Still, Lee says those are lame excuses. “They go and root for State, Carolina, all of which you didn’t go to school at,” he says. “You pull for them, and some of them don’t ever go over there and watch their school play. That’s what gets me more than anything else…You don’t ever hear them talk about Barton unless you bring it up yourself…Wilson just wants winners. I’ve seen them pull for Carolina, State and Duke. They pull for you when you’re on top, but when you’re struggling or back to normal, they don’t give a damn about you.”
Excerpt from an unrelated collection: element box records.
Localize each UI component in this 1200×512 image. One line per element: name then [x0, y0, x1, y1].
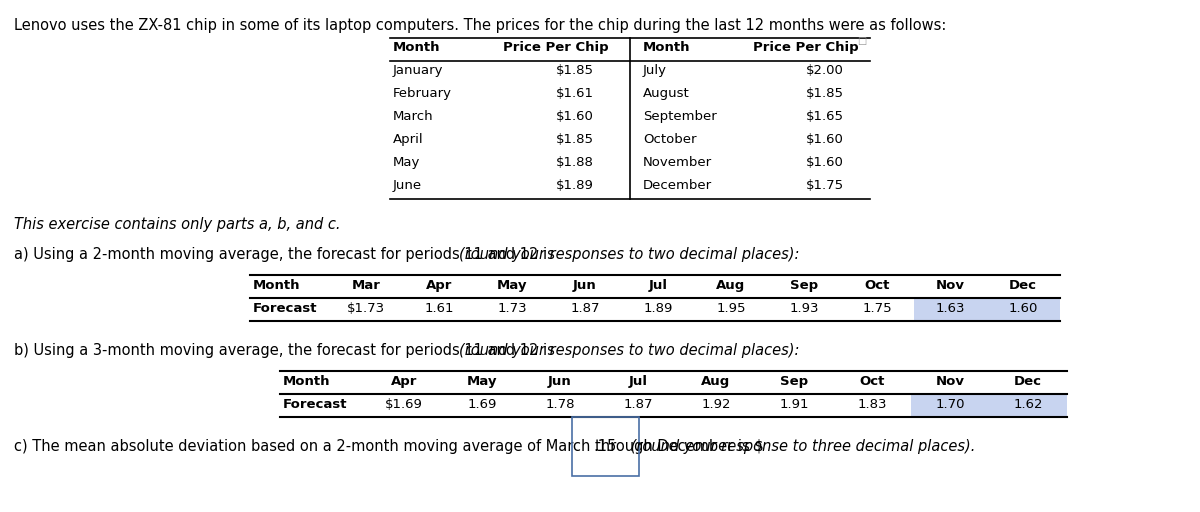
Text: $2.00: $2.00: [806, 64, 844, 77]
Text: Month: Month: [253, 279, 300, 292]
Text: Dec: Dec: [1014, 375, 1042, 388]
Text: Sep: Sep: [790, 279, 818, 292]
Text: (round your response to three decimal places).: (round your response to three decimal pl…: [626, 439, 976, 454]
Text: Aug: Aug: [701, 375, 731, 388]
Text: April: April: [394, 133, 424, 146]
Text: This exercise contains only parts a, b, and c.: This exercise contains only parts a, b, …: [14, 217, 341, 232]
Text: (round your responses to two decimal places):: (round your responses to two decimal pla…: [460, 247, 799, 262]
Text: Month: Month: [394, 41, 440, 54]
Text: $1.89: $1.89: [556, 179, 594, 192]
Text: Nov: Nov: [936, 375, 965, 388]
Bar: [914, 298, 986, 321]
Text: May: May: [394, 156, 420, 169]
Text: $1.65: $1.65: [806, 110, 844, 123]
Text: .15: .15: [594, 439, 617, 454]
Text: Oct: Oct: [859, 375, 884, 388]
Text: $1.75: $1.75: [806, 179, 844, 192]
Text: May: May: [497, 279, 527, 292]
Text: □: □: [857, 36, 866, 46]
Text: Month: Month: [643, 41, 690, 54]
Text: 1.63: 1.63: [935, 302, 965, 315]
Text: 1.73: 1.73: [497, 302, 527, 315]
Text: 1.69: 1.69: [467, 398, 497, 411]
Text: Mar: Mar: [352, 279, 380, 292]
Text: 1.78: 1.78: [545, 398, 575, 411]
Text: Lenovo uses the ZX-81 chip in some of its laptop computers. The prices for the c: Lenovo uses the ZX-81 chip in some of it…: [14, 18, 947, 33]
Text: March: March: [394, 110, 433, 123]
Text: b) Using a 3-month moving average, the forecast for periods 11 and 12 is: b) Using a 3-month moving average, the f…: [14, 343, 559, 358]
Bar: [911, 394, 989, 417]
Text: $1.88: $1.88: [556, 156, 594, 169]
Text: 1.87: 1.87: [623, 398, 653, 411]
Text: Jun: Jun: [574, 279, 596, 292]
Text: 1.60: 1.60: [1008, 302, 1038, 315]
Text: October: October: [643, 133, 696, 146]
Text: Apr: Apr: [391, 375, 418, 388]
Text: $1.85: $1.85: [556, 133, 594, 146]
Text: $1.85: $1.85: [806, 87, 844, 100]
Text: Month: Month: [283, 375, 330, 388]
Text: c) The mean absolute deviation based on a 2-month moving average of March throug: c) The mean absolute deviation based on …: [14, 439, 763, 454]
Text: Apr: Apr: [426, 279, 452, 292]
Text: $1.73: $1.73: [347, 302, 385, 315]
Text: Price Per Chip: Price Per Chip: [503, 41, 608, 54]
Text: 1.61: 1.61: [425, 302, 454, 315]
Text: a) Using a 2-month moving average, the forecast for periods 11 and 12 is: a) Using a 2-month moving average, the f…: [14, 247, 559, 262]
Text: Jun: Jun: [548, 375, 572, 388]
Text: 1.62: 1.62: [1013, 398, 1043, 411]
Text: February: February: [394, 87, 452, 100]
Text: $1.60: $1.60: [806, 156, 844, 169]
Text: 1.87: 1.87: [570, 302, 600, 315]
Text: September: September: [643, 110, 716, 123]
Text: Forecast: Forecast: [253, 302, 318, 315]
Text: Forecast: Forecast: [283, 398, 348, 411]
Text: November: November: [643, 156, 712, 169]
Text: $1.60: $1.60: [556, 110, 594, 123]
Text: 1.83: 1.83: [857, 398, 887, 411]
Text: (round your responses to two decimal places):: (round your responses to two decimal pla…: [460, 343, 799, 358]
Text: Price Per Chip: Price Per Chip: [754, 41, 859, 54]
Text: $1.85: $1.85: [556, 64, 594, 77]
Bar: [986, 298, 1060, 321]
Text: $1.60: $1.60: [806, 133, 844, 146]
Text: January: January: [394, 64, 444, 77]
Text: Jul: Jul: [629, 375, 648, 388]
Text: August: August: [643, 87, 690, 100]
Text: 1.70: 1.70: [935, 398, 965, 411]
Text: Aug: Aug: [716, 279, 745, 292]
Text: Sep: Sep: [780, 375, 808, 388]
Text: $1.69: $1.69: [385, 398, 422, 411]
Text: $1.61: $1.61: [556, 87, 594, 100]
Text: December: December: [643, 179, 712, 192]
Text: 1.75: 1.75: [862, 302, 892, 315]
Text: Dec: Dec: [1009, 279, 1037, 292]
Bar: [989, 394, 1067, 417]
Text: May: May: [467, 375, 497, 388]
Text: 1.89: 1.89: [643, 302, 673, 315]
Text: Oct: Oct: [864, 279, 889, 292]
Text: Jul: Jul: [648, 279, 667, 292]
Text: 1.92: 1.92: [701, 398, 731, 411]
Text: 1.95: 1.95: [716, 302, 745, 315]
Text: June: June: [394, 179, 422, 192]
Text: 1.93: 1.93: [790, 302, 818, 315]
Text: 1.91: 1.91: [779, 398, 809, 411]
Text: Nov: Nov: [936, 279, 965, 292]
Text: July: July: [643, 64, 667, 77]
There was one year, though, when they did. One day in March 2007, Gliarmis saw his city at its finest, at its most positive, alive with anticipation and filled with vigor inspired by none other than that Barton College basketball team. His restaurant filled to overflowing, people crowding around its television to witness something unthinkable. “Boy,” he says, a laugh rolling through his words, “they gave a damn that year.”

* * *

North Carolina has seen its share of basketball legends. Many names you remember. Michael Jordan, the legend of legends. Tim Duncan and Chris Paul, the superstars. John Wall, the fresh face on the block who played at Raleigh Word of God Christian Academy before matriculating at Kentucky for a season wherein he enraptured the college basketball world before getting drafted first overall by the Washington Wizards. There are others, such as Raymond Felton, Vince Carter, J.J. Redick, Antawn Jamison, Tyler Hansbrough, and on the list could go of those made famous in the Triangle.
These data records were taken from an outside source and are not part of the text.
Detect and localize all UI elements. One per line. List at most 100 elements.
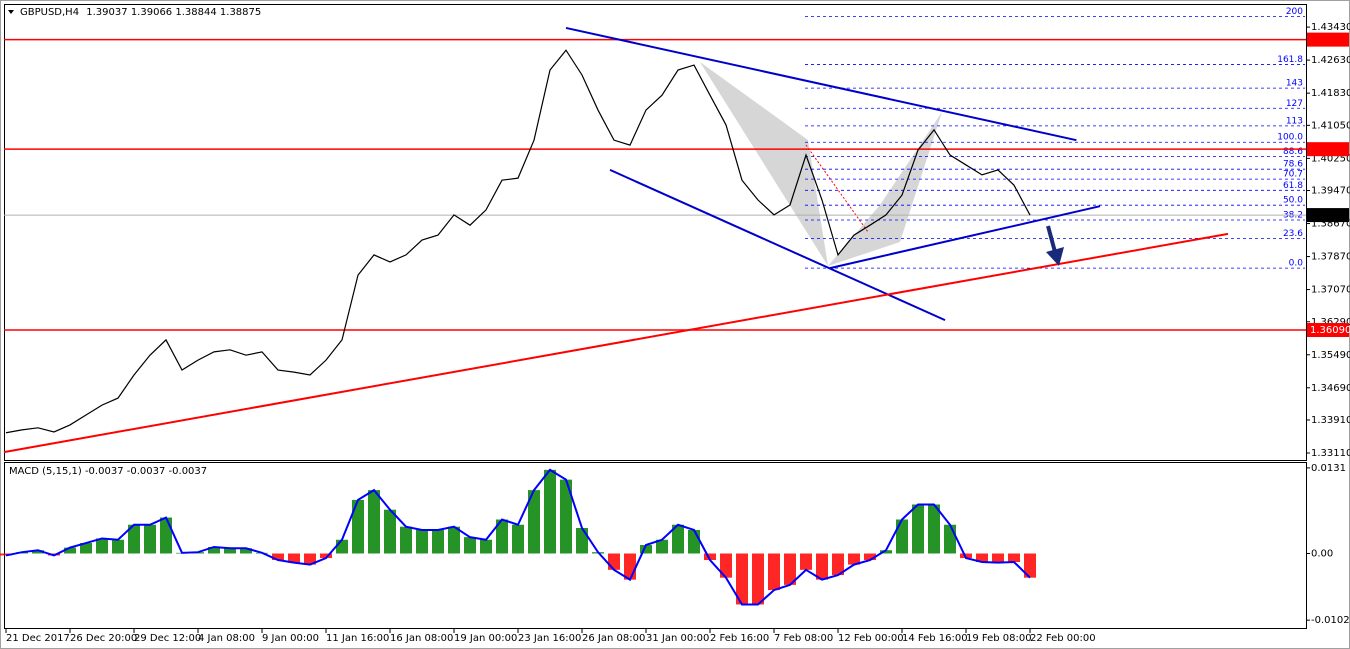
- x-tick-label: 21 Dec 2017: [6, 633, 70, 644]
- macd-bar: [768, 553, 780, 591]
- fib-label: 50.0: [1283, 196, 1303, 206]
- x-tick-label: 4 Jan 08:00: [198, 633, 255, 644]
- fib-label: 161.8: [1277, 55, 1303, 65]
- y-tick-label: 1.35490: [1311, 350, 1350, 361]
- y-tick-label: 1.33110: [1311, 448, 1350, 459]
- x-tick-label: 29 Dec 12:00: [134, 633, 201, 644]
- x-tick-label: 11 Jan 16:00: [326, 633, 389, 644]
- x-tick-label: 9 Jan 00:00: [262, 633, 319, 644]
- fib-label: 23.6: [1283, 229, 1303, 239]
- macd-bar: [416, 529, 428, 554]
- macd-bar: [832, 553, 844, 576]
- macd-bar: [928, 504, 940, 554]
- macd-bar: [800, 553, 812, 570]
- macd-bar: [144, 524, 156, 554]
- macd-bar: [352, 499, 364, 554]
- macd-bar: [384, 509, 396, 554]
- macd-bar: [992, 553, 1004, 563]
- y-tick-label: 1.36290: [1311, 317, 1350, 328]
- fib-label: 127: [1286, 99, 1303, 109]
- macd-bar: [624, 553, 636, 580]
- price-box: [1307, 142, 1349, 157]
- macd-bar: [576, 528, 588, 554]
- macd-bar: [304, 553, 316, 565]
- x-tick-label: 7 Feb 08:00: [774, 633, 833, 644]
- macd-bar: [64, 547, 76, 554]
- macd-bar: [512, 524, 524, 554]
- x-tick-label: 2 Feb 16:00: [710, 633, 769, 644]
- y-tick-label: -0.0102: [1311, 615, 1350, 626]
- macd-bar: [816, 553, 828, 580]
- macd-panel: [4, 462, 1307, 629]
- macd-bar: [160, 517, 172, 554]
- macd-bar: [912, 504, 924, 554]
- macd-bar: [528, 490, 540, 554]
- x-tick-label: 26 Dec 20:00: [70, 633, 137, 644]
- macd-bar: [848, 553, 860, 565]
- x-tick-label: 31 Jan 00:00: [646, 633, 709, 644]
- macd-bar: [96, 538, 108, 554]
- macd-bar: [1024, 553, 1036, 578]
- macd-bar: [544, 469, 556, 554]
- x-tick-label: 19 Feb 08:00: [966, 633, 1032, 644]
- x-tick-label: 26 Jan 08:00: [582, 633, 645, 644]
- macd-bar: [480, 539, 492, 554]
- plot-layer: 1.43430 1.42630 1.41830 1.41050 1.40250 1.394…: [0, 7, 1350, 644]
- x-tick-label: 14 Feb 16:00: [902, 633, 968, 644]
- price-box: [1307, 32, 1349, 47]
- y-tick-label: 1.41050: [1311, 120, 1350, 131]
- pattern-line: [805, 144, 869, 233]
- macd-bar: [336, 539, 348, 554]
- trendline: [565, 26, 1077, 142]
- macd-bar: [320, 553, 332, 559]
- macd-bar: [880, 550, 892, 554]
- macd-bar: [448, 526, 460, 554]
- macd-value: -0.0037: [169, 466, 208, 477]
- fib-label: 200: [1286, 7, 1303, 17]
- x-tick-label: 22 Feb 00:00: [1030, 633, 1096, 644]
- x-tick-label: 16 Jan 08:00: [390, 633, 453, 644]
- fib-label: 61.8: [1283, 181, 1303, 191]
- macd-bar: [608, 553, 620, 570]
- macd-bar: [80, 543, 92, 554]
- y-tick-label: 1.39470: [1311, 186, 1350, 197]
- macd-bar: [240, 548, 252, 554]
- ohlc: 1.38875: [220, 7, 261, 18]
- macd-bar: [864, 553, 876, 561]
- y-tick-label: 1.38670: [1311, 219, 1350, 230]
- pattern-shade: [828, 112, 942, 266]
- macd-bar: [688, 529, 700, 554]
- macd-bar: [784, 553, 796, 585]
- menu-arrow: [8, 10, 14, 14]
- macd-bar: [128, 524, 140, 554]
- y-tick-label: 1.42630: [1311, 55, 1350, 66]
- macd-bar: [656, 539, 668, 554]
- fib-label: 100.0: [1277, 133, 1303, 143]
- macd-bar: [752, 553, 764, 605]
- price-box: [1307, 208, 1349, 223]
- trendline: [3, 232, 1229, 454]
- macd-bar: [400, 526, 412, 554]
- y-tick-label: 0.0131: [1311, 463, 1346, 474]
- ohlc: 1.39037: [86, 7, 127, 18]
- x-tick-label: 19 Jan 00:00: [454, 633, 517, 644]
- macd-bar: [640, 545, 652, 554]
- macd-bar: [1008, 553, 1020, 562]
- price-panel: [4, 4, 1307, 461]
- macd-bar: [224, 548, 236, 554]
- ohlc: 1.38844: [175, 7, 216, 18]
- arrow-head: [1046, 247, 1064, 266]
- macd-bar: [432, 529, 444, 554]
- price-box-label: 1.36090: [1310, 325, 1350, 336]
- fib-label: 113: [1286, 116, 1303, 126]
- price-box: [1307, 323, 1349, 338]
- y-tick-label: 1.37070: [1311, 285, 1350, 296]
- y-tick-label: 1.37870: [1311, 252, 1350, 263]
- macd-bar: [272, 553, 284, 561]
- macd-bar: [560, 479, 572, 554]
- price-header: GBPUSD,H4 1.39037 1.39066 1.38844 1.3887…: [20, 7, 261, 18]
- fib-label: 78.6: [1283, 160, 1303, 170]
- y-tick-label: 1.43430: [1311, 22, 1350, 33]
- symbol: GBPUSD,H4: [20, 7, 79, 18]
Wilson was once a town from which people tried escaping, a la Odessa in Friday Night Lights. People felt how Ant felt—as though if they wanted to become anything, they had to leave, to go to greater places to become greater people. Or so people think, until something grabs someone’s attention. In 1990, Buzz Bissinger wrote a Pulitzer Prize-winning book about Odessa and its high school football team, Permian, and that book became a movie in 2004, and that movie became a popular television show.

People say what happened at Barton when Ant came could become a movie. Of course, people always say things like that, and rarely do Hollywood producers follow. But something happened that made Wilson give a damn about Barton basketball, and in the months afterward, a screenwriter and producer paid the place a visit.